Elas aprendem que lembrar é importante, porque é esquecendo que os monstros voltam. Mas será que lembrar é o mesmo que contar uma história só até certo ponto, recusando outras possibilidades? Porque se não existem mais monstros em Lucille, então por que Pet – um… monstro? Anjo? Monstranjo? – saiu de um quadro pintado pela mãe de Chimia, dizendo que estava ali para caçar um monstro na casa de Redenção?
Agora, Chimia e o amigo enfrentam um dilema: como combater monstros se as pessoas não admitem que eles existem? O caso, aos poucos, vai se mostrando um “monstro” que não é vindo do outro mundo, mas é mais corriqueiro e está mais perto do que a gente poderia pensar.
4- Elementos da cultura nigeriana
Outra coisa super bacana de entrar em contato com uma literatura fora do eixo é o quanto a gente aprende novas questões culturais.

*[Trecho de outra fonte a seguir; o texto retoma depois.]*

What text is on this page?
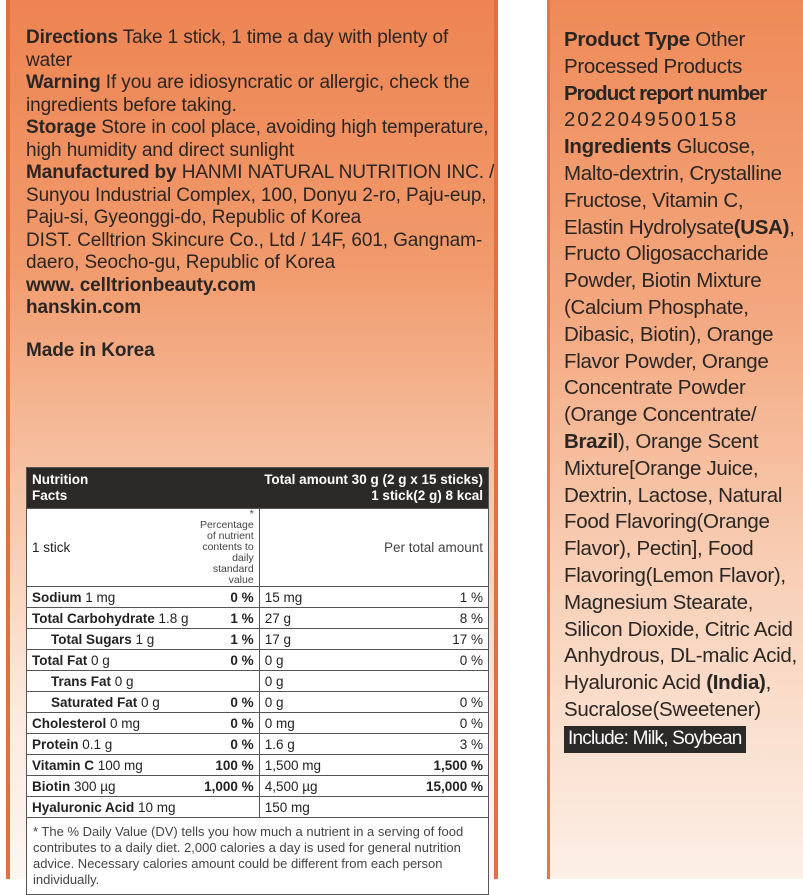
Directions Take 1 stick, 1 time a day with plenty of water

Warning If you are idiosyncratic or allergic, check the ingredients before taking.

Storage Store in cool place, avoiding high temperature, high humidity and direct sunlight

Manufactured by HANMI NATURAL NUTRITION INC. / Sunyou Industrial Complex, 100, Donyu 2-ro, Paju-eup, Paju-si, Gyeonggi-do, Republic of Korea

DIST. Celltrion Skincure Co., Ltd / 14F, 601, Gangnam-daero, Seocho-gu, Republic of Korea

www. celltrionbeauty.com

hanskin.com

Made in Korea

Nutrition
Facts		Total amount 30 g (2 g x 15 sticks)
1 stick(2 g) 8 kcal	
1 stick	* Percentage of nutrient contents to daily standard value	Per total amount	
Sodium 1 mg	0 %	15 mg	1 %
Total Carbohydrate 1.8 g	1 %	27 g	8 %
Total Sugars 1 g	1 %	17 g	17 %
Total Fat 0 g	0 %	0 g	0 %
Trans Fat 0 g		0 g	
Saturated Fat 0 g	0 %	0 g	0 %
Cholesterol 0 mg	0 %	0 mg	0 %
Protein 0.1 g	0 %	1.6 g	3 %
Vitamin C 100 mg	100 %	1,500 mg	1,500 %
Biotin 300 µg	1,000 %	4,500 µg	15,000 %
Hyaluronic Acid 10 mg		150 mg	
* The % Daily Value (DV) tells you how much a nutrient in a serving of food contributes to a daily diet. 2,000 calories a day is used for general nutrition advice. Necessary calories amount could be different from each person individually.			

Product Type Other Processed Products

Product report number

2022049500158

Ingredients Glucose, Malto-dextrin, Crystalline Fructose, Vitamin C, Elastin Hydrolysate(USA), Fructo Oligosaccharide Powder, Biotin Mixture (Calcium Phosphate, Dibasic, Biotin), Orange Flavor Powder, Orange Concentrate Powder (Orange Concentrate/ Brazil), Orange Scent Mixture[Orange Juice, Dextrin, Lactose, Natural Food Flavoring(Orange Flavor), Pectin], Food Flavoring(Lemon Flavor), Magnesium Stearate, Silicon Dioxide, Citric Acid Anhydrous, DL-malic Acid, Hyaluronic Acid (India), Sucralose(Sweetener)

Include: Milk, Soybean
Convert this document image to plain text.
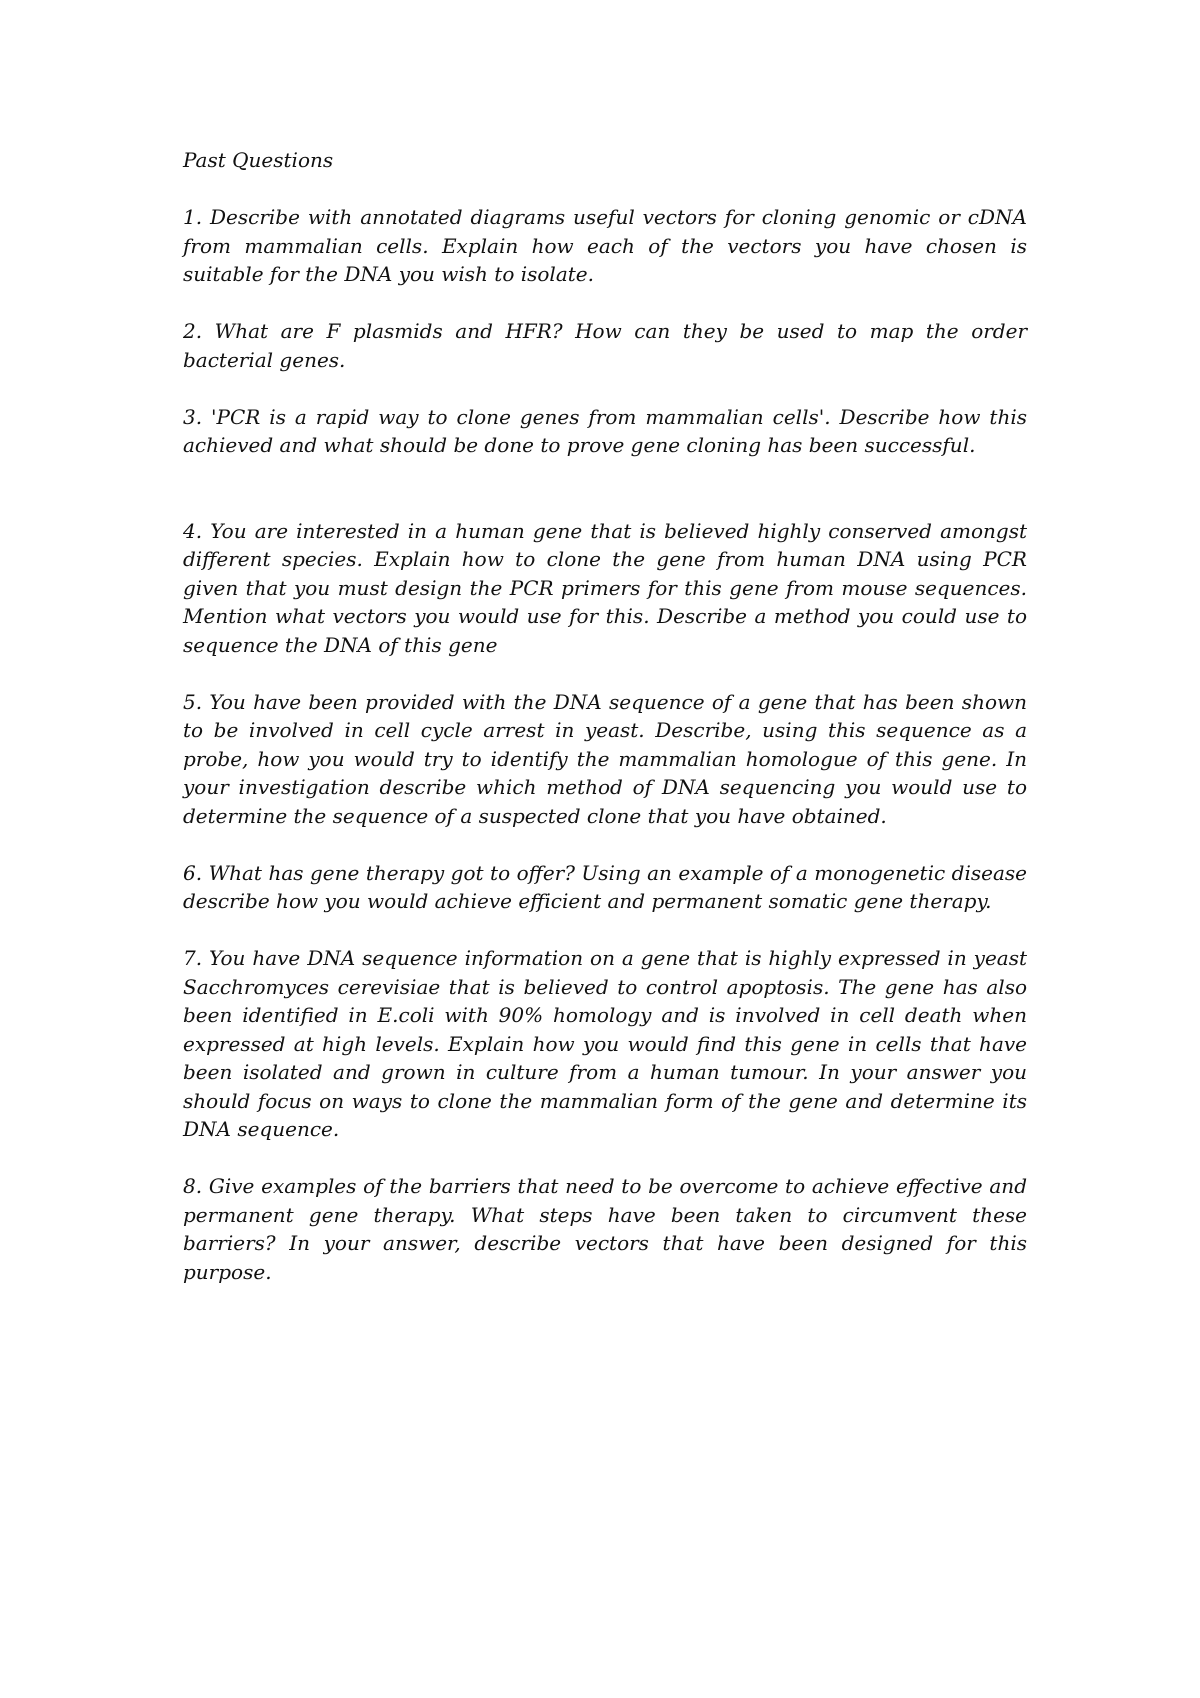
Past Questions

1. Describe with annotated diagrams useful vectors for cloning genomic or cDNA from mammalian cells. Explain how each of the vectors you have chosen is suitable for the DNA you wish to isolate.

2. What are F plasmids and HFR? How can they be used to map the order bacterial genes.

3. 'PCR is a rapid way to clone genes from mammalian cells'. Describe how this achieved and what should be done to prove gene cloning has been successful.

4. You are interested in a human gene that is believed highly conserved amongst different species. Explain how to clone the gene from human DNA using PCR given that you must design the PCR primers for this gene from mouse sequences. Mention what vectors you would use for this. Describe a method you could use to sequence the DNA of this gene

5. You have been provided with the DNA sequence of a gene that has been shown to be involved in cell cycle arrest in yeast. Describe, using this sequence as a probe, how you would try to identify the mammalian homologue of this gene. In your investigation describe which method of DNA sequencing you would use to determine the sequence of a suspected clone that you have obtained.

6. What has gene therapy got to offer? Using an example of a monogenetic disease describe how you would achieve efficient and permanent somatic gene therapy.

7. You have DNA sequence information on a gene that is highly expressed in yeast Sacchromyces cerevisiae that is believed to control apoptosis. The gene has also been identified in E.coli with 90% homology and is involved in cell death when expressed at high levels. Explain how you would find this gene in cells that have been isolated and grown in culture from a human tumour. In your answer you should focus on ways to clone the mammalian form of the gene and determine its DNA sequence.

8. Give examples of the barriers that need to be overcome to achieve effective and permanent gene therapy. What steps have been taken to circumvent these barriers? In your answer, describe vectors that have been designed for this purpose.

Em Pet, por exemplo, eu selecionei algumas.
Batique
O Batique é uma das coisas mais interessantes que eu aprendi com Pet, do escritor nigeriano Akwake Emezi. Batique é uma técnica de tingimento em tecido artesanal, que consiste em aplicar várias camadas de cera sobre um mesmo tecido, que vai ser tingido várias vezes. A cera é aplicada sobre o tecido, de maneira a formar padrões ou desenhos. Veja alguns exemplos:




Spatchcock
Um spatchcock, também conhecido como “spattlecock”, é uma galinha preparada para assar ou grelhar, após ter sido removida a espinha dorsal e às vezes o esterno do pássaro para deixar ele mais “plano” antes de cozinhar. A preparação também pode ser conhecida como butterfly, ou borboleta do frango. O termo “spatchcock” é usado quando o backbone é removido. A remoção do esterno permite que o pássaro seja achatado completamente.

Dodo
Já o “Dodo” é uma receita bastante conhecida na Nigéria feita com pedacinhos de banana frita. Embora a fritura tenha, aos poucos, sido afastada do dia a dia da Nigéria, ainda assim, é uma das comidas mais tradicionais e deliciosas dessa culinária.

Duvet
Duvet são como são conhecidas as coberturas de cama na Nigéria. Aqui a gente chamaria de colcha ou a roupa de cama completa. No livro, tem um papel interessante, pois como a protagonista é uma pré-adolescente, saindo da infância, o ato de esconder-se nessa cama ainda é uma prática acolhedora diante de quem encontra um “monstro”.

5- O desfazimento dos nomes
Emezi faz um uso interessantíssimo dos nomes no livro. Nenhum nome é propriamente um nome, pelo contrário, ela busca dar nome de outras coisas às personagens de modo a despersonalizar os nomes. Assim, suas personagens se chamam “Hibisco, Redenção, Vidro, Babosa e o monstro saído do quadro ganha o nome simples que dá titulo ao livro: Pet.
E aí, gostou de tudo que aprendi lendo Pet, do nigeriano Emezi?